I am working on a logistic regression approach to predict the clinical status of patients (No disease vs Disease). I already have quite strong evidence indicating that the number of genes hit by a certain kind of variation is significant in predicting disease. Among the genes that I am considering, one of them (gene A) apparently plays a central role: I would like to investigate if the effect caused by the number of genes involved is driven by "gene A + others" combinations or "any multiple genes combination". I developed a model with the 3 independent dummy variables geneA.alone (T if a sample has variation only in gene A), geneA.plus.others (T if a sample has variation in gene A and other gene(s)), and only.others (T if a sample has variation in one or more genes, but not in gene A).
I performed two nested model comparisons using the anova() function in R:
anova(glm(Status~geneA.alone,...),glm(Status~geneA.alone+geneA.plus.others,...), test="Chisq") anova(glm(Status~geneA.alone+geneA.plus.others,...), glm(Status~geneA.alone+geneA.plus.others+only.others,...),test="Chisq")

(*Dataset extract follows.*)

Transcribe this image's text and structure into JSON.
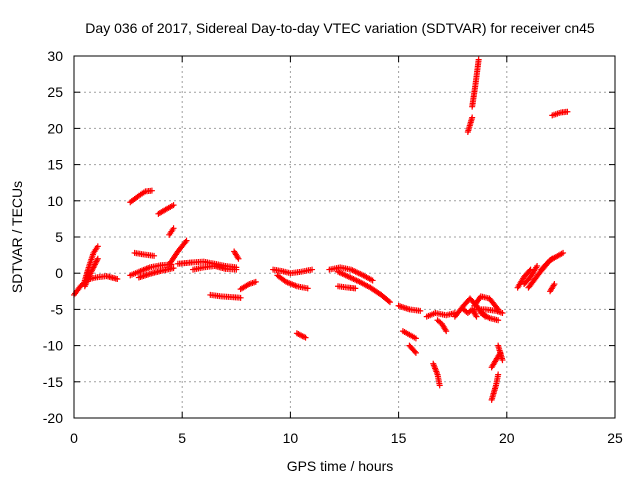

In both cases I observe an improvement of the model fit, with a significant p-value (in the order of e-5 / e-6). So, my first conclusion was that, when multiple genes are involved, it is not only the combinations "geneA+other(s)" that are important in determining disease, but also those not involving gene A. However, I am really doubting that this is the right way to investigate it:
- Does it make sense to have three mutually exclusive variables as predictors? Can they be considered as independent variables? My feeling is that the significant p-values are a natural consequence of the fact that, by using mutually exclusive predictors, I deliberately subtract part of the information from a variable, and shift it to another...hance the significance.
- Would it be more appropriate to use only the variables number.of.genes (numeric) and geneA.involved (T/F), and compare the model
Status~n.of.genes*geneA.involved? My thought, in this case, is that if the second model results in a significantly better fit, it may be a demonstration that the n.of.genes is important only if geneA is involved...does it make sense?
Any help would be greatly appreciated! Thank you!